An unwilling alertness in Valya isolated the sound. Heavy. Mannish. Cheap shoes on broken tile. Valya closed her eyes. She felt as though she would give anything she owned to lie undisturbed just a few minutes longer. Her best dress, the red perfect dress from America. The jacket from France that Naritsky had given her to wear to the party with the foreigners. The few precious shreds of her life. Take them.
"Patient!" The word was dreary from years of repetition. "Patient. Your time is up."
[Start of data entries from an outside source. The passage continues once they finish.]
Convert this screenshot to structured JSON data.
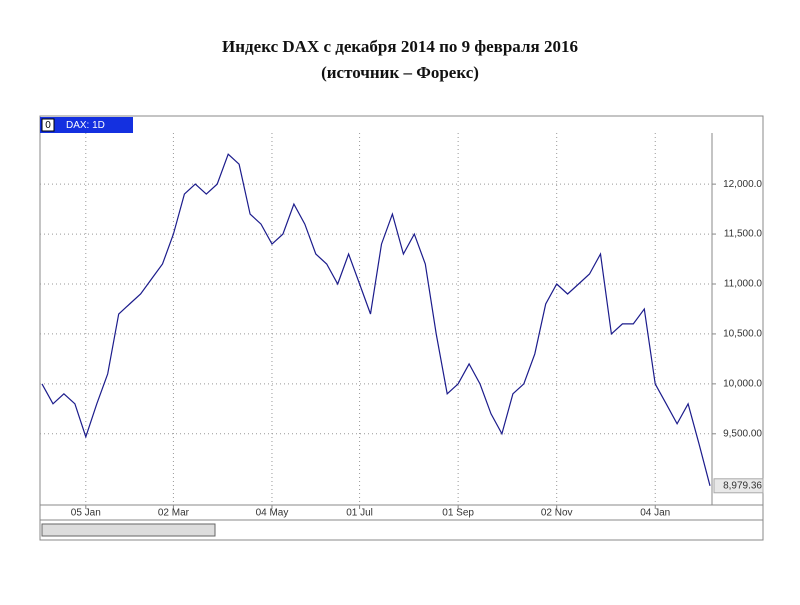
{
  "chart_data": {
    "type": "line",
    "title": "Индекс DAX с декабря 2014 по 9 февраля 2016",
    "subtitle": "(источник – Форекс)",
    "panel_index": "0",
    "x": [
      "08 Dec",
      "15 Dec",
      "22 Dec",
      "29 Dec",
      "05 Jan",
      "12 Jan",
      "19 Jan",
      "26 Jan",
      "02 Feb",
      "09 Feb",
      "16 Feb",
      "23 Feb",
      "02 Mar",
      "09 Mar",
      "16 Mar",
      "23 Mar",
      "30 Mar",
      "06 Apr",
      "13 Apr",
      "20 Apr",
      "27 Apr",
      "04 May",
      "11 May",
      "18 May",
      "25 May",
      "01 Jun",
      "08 Jun",
      "15 Jun",
      "22 Jun",
      "01 Jul",
      "06 Jul",
      "13 Jul",
      "20 Jul",
      "27 Jul",
      "03 Aug",
      "10 Aug",
      "17 Aug",
      "24 Aug",
      "01 Sep",
      "07 Sep",
      "14 Sep",
      "21 Sep",
      "28 Sep",
      "05 Oct",
      "12 Oct",
      "19 Oct",
      "26 Oct",
      "02 Nov",
      "09 Nov",
      "16 Nov",
      "23 Nov",
      "30 Nov",
      "07 Dec",
      "14 Dec",
      "21 Dec",
      "28 Dec",
      "04 Jan",
      "11 Jan",
      "18 Jan",
      "25 Jan",
      "01 Feb",
      "09 Feb"
    ],
    "series": [
      {
        "name": "DAX: 1D",
        "color": "#1c1c8c",
        "values": [
          10000,
          9800,
          9900,
          9800,
          9470,
          9800,
          10100,
          10700,
          10800,
          10900,
          11050,
          11200,
          11500,
          11900,
          12000,
          11900,
          12000,
          12300,
          12200,
          11700,
          11600,
          11400,
          11500,
          11800,
          11600,
          11300,
          11200,
          11000,
          11300,
          11000,
          10700,
          11400,
          11700,
          11300,
          11500,
          11200,
          10500,
          9900,
          10000,
          10200,
          10000,
          9700,
          9500,
          9900,
          10000,
          10300,
          10800,
          11000,
          10900,
          11000,
          11100,
          11300,
          10500,
          10600,
          10600,
          10750,
          10000,
          9800,
          9600,
          9800,
          9400,
          8979.36
        ]
      }
    ],
    "last_value_label": "8,979.36",
    "xticks": [
      "05 Jan",
      "02 Mar",
      "04 May",
      "01 Jul",
      "01 Sep",
      "02 Nov",
      "04 Jan"
    ],
    "xtick_index": [
      4,
      12,
      21,
      29,
      38,
      47,
      56
    ],
    "ylim": [
      8787,
      12512
    ],
    "yticks": [
      {
        "value": 9500,
        "label": "9,500.00"
      },
      {
        "value": 10000,
        "label": "10,000.0"
      },
      {
        "value": 10500,
        "label": "10,500.0"
      },
      {
        "value": 11000,
        "label": "11,000.0"
      },
      {
        "value": 11500,
        "label": "11,500.0"
      },
      {
        "value": 12000,
        "label": "12,000.0"
      }
    ],
    "grid": true
  }
}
Reluctantly, Valya opened her eyes, turning her head slightly.
"Patient. Time to go."
"I… feel ill," Valya said, and, as she listened to herself, she despised the cowardice, the subservience in her voice. Yet she went on. "I need to lie here for a few more minutes. Please."
"This isn't your private apartment. Your time is up. And you're not bleeding."
Valya looked up at the shapeless creature beside the bed. Barely recognizable as a woman. The attendant's gray uniform smock looked as though it had been last washed long ago, in dirty dishwater, and her fallen bosom strained at a plastic button that did not match the others holding the cloth stretched over a lifetime of poor diet. When the attendant spoke, no anger animated her voice. There was no real emotion at all. Merely the unfeeling voice of duty, tired of repeating itself. The lack of emotion rendered the voice unassailable.
For a moment, Valya looked up into the woman's face, trying to find her eyes. But there was no spirit in them. Bits of chipped glass in a mask of broken veins, divided by a drunkard's nose.
Will that be me? Valya thought in sudden terror. Is a creature like this waiting inside of me, just waiting to appear? The thought seemed worse than dying.
In a last, uncontrolled attempt at fending off the attendant, Valya shook her head.
The older woman's expression did not seem to alter, but, then, in the instant before the woman spoke, Valya realized that the face had, indeed, changed, hardening into a mask of professional armor, refusing to regard Valya as anything more than a number.
"The bed is needed. Get up."
Valya surprised herself with her ability to rise unassisted. She imagined a real, well-defined cavity inside herself, a place of vacancy and coldness, and the ability to bring her legs so easily together and then to force them over the side of the bed astonished her.
"I think I'm bleeding," Valya said.
"No, you're not," the attendant said. "I'd see it." But she let her eyes trail down below Valya's waist. A flicker of doubt. "Finish dressing and report to the desk."
The woman left. And even before Valya could draw on her litter of clothing, another young woman appeared. Guided impatiently by a thickset woman in uniform who might have been a sister to the one who had roused Valya.
The new girl was a colorless blonde, whose hair and complexion struck Valya as much less vivid than her own, possessed of less of the tones men wanted. Yet, some man had wanted her. As the girl approached the bed her eyes looked through Valya, fumbling with reality. Her skin was white to the point of translucence, as though she had lost far too much blood. Steered by the attendant, she collapsed onto the soiled bed just as Valya herself had recently done, without regard for Valya or anyone else on earth. She stared at the ceiling.
Valya steadied herself against the wall, drawing on a stocking. The attendant marched away. And the girl touched herself timidly, as if expecting to discover some terrible change. Then her lower lip began to flutter. At first Valya thought the girl would speak, perhaps asking for help. Instead, she simply began to cry, a lanky child smashed by an adult world.